U.S. Downs Iranian Missiles and Drones, Strikes Iran’s Qeshm Island as Gulf Ceasefire Strains

U.S. forces shot down multiple Iranian ballistic missiles and drones and carried out self-defense strikes on Iran’s Qeshm Island on Tuesday, U.S. Central Command said, after Tehran launched a wave of attacks across the region that failed to hit their targets.

In a statement, CENTCOM said Iran fired several ballistic missiles at neighboring countries but that none struck their intended targets. Two missiles aimed at Kuwait fell short or broke apart in flight, the command said, while three missiles launched at Bahrain were intercepted by U.S. and Bahraini air defenses. Moments earlier, CENTCOM said, American forces downed three one-way attack drones that Iran had directed at civilian mariners transiting regional waters.

U.S. forces also conducted self-defense strikes on an Iranian military ground control station on Qeshm Island, an Iranian island near the strategically vital Strait of Hormuz, according to the command. No U.S. personnel were harmed. CENTCOM said its forces remain vigilant and ready to defend against Iranian aggression during the ongoing ceasefire.

The announcement followed reports of explosion-like sounds near Qeshm early Wednesday local time. Iran’s semiofficial Mehr News Agency cited local sources and residents, and Iranian authorities did not release details on casualties or damage.

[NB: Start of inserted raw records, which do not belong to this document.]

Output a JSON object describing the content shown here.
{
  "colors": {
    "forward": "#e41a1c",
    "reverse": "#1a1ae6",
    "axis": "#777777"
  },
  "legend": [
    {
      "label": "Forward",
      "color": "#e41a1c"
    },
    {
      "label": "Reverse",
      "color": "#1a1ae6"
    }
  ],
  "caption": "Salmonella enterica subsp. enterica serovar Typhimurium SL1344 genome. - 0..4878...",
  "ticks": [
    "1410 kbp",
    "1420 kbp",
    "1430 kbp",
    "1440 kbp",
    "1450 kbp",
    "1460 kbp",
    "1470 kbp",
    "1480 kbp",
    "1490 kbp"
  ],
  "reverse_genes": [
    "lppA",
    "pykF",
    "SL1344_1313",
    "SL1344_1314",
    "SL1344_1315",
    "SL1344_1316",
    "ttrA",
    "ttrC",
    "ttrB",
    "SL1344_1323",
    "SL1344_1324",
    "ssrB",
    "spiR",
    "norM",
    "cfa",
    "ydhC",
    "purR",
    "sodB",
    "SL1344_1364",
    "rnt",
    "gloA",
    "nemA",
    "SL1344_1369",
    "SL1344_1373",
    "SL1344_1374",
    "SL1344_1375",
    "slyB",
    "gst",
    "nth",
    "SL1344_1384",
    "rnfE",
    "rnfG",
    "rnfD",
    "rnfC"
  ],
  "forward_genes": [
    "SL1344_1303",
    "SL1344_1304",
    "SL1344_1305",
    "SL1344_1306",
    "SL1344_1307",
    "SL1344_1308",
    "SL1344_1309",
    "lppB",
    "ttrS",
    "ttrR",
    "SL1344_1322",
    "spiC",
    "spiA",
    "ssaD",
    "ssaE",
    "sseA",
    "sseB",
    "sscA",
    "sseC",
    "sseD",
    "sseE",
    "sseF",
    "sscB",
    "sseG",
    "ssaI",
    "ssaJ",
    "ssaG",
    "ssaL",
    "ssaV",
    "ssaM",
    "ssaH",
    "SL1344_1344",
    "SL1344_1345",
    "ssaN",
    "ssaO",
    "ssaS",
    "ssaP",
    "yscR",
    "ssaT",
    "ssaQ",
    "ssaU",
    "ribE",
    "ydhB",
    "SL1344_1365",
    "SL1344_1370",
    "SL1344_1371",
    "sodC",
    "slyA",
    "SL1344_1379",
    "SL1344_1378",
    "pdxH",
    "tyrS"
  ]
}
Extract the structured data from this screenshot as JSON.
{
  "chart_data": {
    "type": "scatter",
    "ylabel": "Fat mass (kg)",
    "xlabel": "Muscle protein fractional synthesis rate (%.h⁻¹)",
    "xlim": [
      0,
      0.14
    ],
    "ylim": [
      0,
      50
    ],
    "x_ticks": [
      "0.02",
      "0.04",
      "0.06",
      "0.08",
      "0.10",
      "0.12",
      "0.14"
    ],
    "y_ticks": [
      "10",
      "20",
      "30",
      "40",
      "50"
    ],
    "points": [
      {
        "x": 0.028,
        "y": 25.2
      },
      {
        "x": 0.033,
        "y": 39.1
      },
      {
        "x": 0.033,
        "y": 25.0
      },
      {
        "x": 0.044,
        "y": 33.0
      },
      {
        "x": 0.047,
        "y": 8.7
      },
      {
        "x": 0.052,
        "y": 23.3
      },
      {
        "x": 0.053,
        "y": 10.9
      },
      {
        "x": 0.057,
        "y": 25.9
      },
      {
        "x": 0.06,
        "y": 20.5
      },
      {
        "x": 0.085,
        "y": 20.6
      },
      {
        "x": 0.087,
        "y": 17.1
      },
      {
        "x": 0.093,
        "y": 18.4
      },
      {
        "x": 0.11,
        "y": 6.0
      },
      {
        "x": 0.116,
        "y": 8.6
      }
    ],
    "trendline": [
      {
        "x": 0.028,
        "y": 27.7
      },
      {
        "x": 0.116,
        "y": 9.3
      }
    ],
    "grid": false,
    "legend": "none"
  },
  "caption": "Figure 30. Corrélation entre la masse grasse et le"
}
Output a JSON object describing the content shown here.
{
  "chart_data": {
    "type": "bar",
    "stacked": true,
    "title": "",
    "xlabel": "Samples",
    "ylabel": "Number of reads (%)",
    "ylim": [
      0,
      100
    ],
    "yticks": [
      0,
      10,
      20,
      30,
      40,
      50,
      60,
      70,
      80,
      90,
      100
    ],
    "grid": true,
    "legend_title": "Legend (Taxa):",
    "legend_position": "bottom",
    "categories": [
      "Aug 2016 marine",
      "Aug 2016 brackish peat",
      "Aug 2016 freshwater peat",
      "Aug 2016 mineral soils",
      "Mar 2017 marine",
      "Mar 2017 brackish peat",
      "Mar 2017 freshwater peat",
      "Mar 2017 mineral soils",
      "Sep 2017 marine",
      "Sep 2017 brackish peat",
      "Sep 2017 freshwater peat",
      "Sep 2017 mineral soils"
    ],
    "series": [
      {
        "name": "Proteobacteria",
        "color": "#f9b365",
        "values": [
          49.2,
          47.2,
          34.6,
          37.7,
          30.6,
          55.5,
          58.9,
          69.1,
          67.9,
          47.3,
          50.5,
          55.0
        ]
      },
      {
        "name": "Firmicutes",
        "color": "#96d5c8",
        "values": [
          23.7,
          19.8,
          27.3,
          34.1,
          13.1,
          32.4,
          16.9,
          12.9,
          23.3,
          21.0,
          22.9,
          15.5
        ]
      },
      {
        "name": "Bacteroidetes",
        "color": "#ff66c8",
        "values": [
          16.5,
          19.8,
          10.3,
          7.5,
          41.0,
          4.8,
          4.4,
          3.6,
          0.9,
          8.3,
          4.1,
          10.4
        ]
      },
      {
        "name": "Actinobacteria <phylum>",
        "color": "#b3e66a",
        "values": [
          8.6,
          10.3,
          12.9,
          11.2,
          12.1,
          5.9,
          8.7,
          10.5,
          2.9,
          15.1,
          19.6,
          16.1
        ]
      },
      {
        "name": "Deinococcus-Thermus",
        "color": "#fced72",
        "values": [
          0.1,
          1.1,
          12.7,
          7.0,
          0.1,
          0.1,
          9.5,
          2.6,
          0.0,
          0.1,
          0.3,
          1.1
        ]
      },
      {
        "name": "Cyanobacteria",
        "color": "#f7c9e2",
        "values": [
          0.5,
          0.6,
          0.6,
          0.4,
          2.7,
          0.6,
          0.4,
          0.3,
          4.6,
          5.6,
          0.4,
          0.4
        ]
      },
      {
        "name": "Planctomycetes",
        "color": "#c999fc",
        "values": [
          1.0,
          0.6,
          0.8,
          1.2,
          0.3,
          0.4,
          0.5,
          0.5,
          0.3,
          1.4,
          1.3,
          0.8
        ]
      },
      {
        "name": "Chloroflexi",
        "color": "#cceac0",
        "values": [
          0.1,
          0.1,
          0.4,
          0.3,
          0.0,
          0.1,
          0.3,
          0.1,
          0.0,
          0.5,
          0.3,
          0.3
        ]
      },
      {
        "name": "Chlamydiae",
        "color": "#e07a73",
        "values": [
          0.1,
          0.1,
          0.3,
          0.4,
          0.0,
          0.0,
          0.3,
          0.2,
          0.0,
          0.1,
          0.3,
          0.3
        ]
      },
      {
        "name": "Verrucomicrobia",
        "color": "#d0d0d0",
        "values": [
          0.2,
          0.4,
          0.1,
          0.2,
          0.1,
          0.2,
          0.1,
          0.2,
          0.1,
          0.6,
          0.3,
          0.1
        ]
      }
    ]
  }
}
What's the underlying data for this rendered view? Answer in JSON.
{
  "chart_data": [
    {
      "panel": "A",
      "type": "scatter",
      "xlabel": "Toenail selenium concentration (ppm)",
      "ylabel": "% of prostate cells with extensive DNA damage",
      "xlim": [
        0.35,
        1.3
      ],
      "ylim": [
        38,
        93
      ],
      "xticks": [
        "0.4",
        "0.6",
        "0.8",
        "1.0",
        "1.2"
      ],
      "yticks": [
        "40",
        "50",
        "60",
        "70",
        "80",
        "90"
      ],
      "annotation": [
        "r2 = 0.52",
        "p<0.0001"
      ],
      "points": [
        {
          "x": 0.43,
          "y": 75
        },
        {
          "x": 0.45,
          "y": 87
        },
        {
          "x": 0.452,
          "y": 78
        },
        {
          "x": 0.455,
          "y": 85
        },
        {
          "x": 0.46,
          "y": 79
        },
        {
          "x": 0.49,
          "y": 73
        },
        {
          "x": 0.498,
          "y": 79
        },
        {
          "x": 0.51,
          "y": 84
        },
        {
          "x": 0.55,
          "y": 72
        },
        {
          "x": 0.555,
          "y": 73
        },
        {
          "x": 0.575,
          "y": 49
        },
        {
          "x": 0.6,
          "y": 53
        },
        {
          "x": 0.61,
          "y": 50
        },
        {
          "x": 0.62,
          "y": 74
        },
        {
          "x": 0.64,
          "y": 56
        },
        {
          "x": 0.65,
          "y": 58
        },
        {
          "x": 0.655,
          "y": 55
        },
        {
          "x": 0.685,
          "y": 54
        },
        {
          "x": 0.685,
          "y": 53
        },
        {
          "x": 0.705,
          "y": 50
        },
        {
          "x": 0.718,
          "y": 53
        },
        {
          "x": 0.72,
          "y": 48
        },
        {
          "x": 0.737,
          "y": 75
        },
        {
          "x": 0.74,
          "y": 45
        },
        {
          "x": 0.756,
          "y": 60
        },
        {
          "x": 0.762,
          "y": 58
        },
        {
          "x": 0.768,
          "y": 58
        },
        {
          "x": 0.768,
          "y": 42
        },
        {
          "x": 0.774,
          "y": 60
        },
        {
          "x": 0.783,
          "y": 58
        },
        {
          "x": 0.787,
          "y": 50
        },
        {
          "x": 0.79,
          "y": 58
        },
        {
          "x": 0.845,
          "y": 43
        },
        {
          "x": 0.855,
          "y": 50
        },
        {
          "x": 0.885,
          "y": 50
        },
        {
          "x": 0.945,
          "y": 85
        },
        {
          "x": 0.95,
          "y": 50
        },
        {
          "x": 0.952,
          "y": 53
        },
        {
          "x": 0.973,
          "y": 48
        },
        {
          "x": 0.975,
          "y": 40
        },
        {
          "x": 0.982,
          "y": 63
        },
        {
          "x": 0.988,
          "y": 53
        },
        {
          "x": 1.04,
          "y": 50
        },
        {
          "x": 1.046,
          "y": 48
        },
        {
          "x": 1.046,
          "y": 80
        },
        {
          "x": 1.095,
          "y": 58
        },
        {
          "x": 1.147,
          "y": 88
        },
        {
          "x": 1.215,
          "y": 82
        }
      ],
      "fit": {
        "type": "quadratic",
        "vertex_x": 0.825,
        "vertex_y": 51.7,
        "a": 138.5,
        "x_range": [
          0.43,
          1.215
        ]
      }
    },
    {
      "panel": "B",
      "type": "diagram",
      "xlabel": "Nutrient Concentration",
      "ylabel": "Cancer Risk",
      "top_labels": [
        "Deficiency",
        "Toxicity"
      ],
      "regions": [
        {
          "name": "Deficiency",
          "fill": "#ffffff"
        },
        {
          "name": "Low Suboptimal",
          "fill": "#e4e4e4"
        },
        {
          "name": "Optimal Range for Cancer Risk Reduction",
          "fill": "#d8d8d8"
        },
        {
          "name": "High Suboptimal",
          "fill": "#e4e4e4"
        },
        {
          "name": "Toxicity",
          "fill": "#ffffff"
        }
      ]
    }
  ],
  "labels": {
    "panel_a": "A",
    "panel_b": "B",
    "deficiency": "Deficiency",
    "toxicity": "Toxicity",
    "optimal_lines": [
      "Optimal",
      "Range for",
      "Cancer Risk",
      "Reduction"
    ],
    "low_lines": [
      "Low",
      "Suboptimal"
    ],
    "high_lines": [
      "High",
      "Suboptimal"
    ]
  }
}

Kuwait’s armed forces had earlier said their air defenses were responding to hostile missile and drone threats and warned that any explosions heard were the result of interception efforts. Iran’s Islamic Revolutionary Guard Corps claimed three missiles struck the Gulf country, a claim not borne out by the U.S. account that the missiles failed to reach their targets. Iranian state-linked sources have said the attacks were aimed at U.S. military installations in Kuwait.

The exchange came hours after a U.S. strike on commercial shipping. CENTCOM said Tuesday that the Botswana-flagged tanker M/T Lexie was transiting international waters toward Kharg Island, one of Iran’s main oil export terminals, when American forces intercepted it. The command said the crew ignored repeated warnings over a 24-hour period before a U.S. aircraft disabled the vessel by firing a Hellfire missile into its engine room. Officials said the tanker was unladen and carrying no cargo at the time.

The strike was the latest enforcement action under a U.S.-imposed maritime blockade. The blockade began April 13, and American forces have since disabled six commercial vessels and redirected 122 others, according to CENTCOM. The seaport at Kharg Island handles up to 90 percent of Iran’s oil exports.

Unconfirmed reports also described missile and drone activity directed at Erbil in northern Iraq. The accounts could not be independently verified, and officials had not confirmed them.

The closure of the Strait of Hormuz, through which roughly a fifth of the world’s oil normally flows, has kept global energy prices elevated for more than three months. The latest attacks came as Iranian and U.S. negotiators signaled that talks were continuing, even as both sides traded strikes.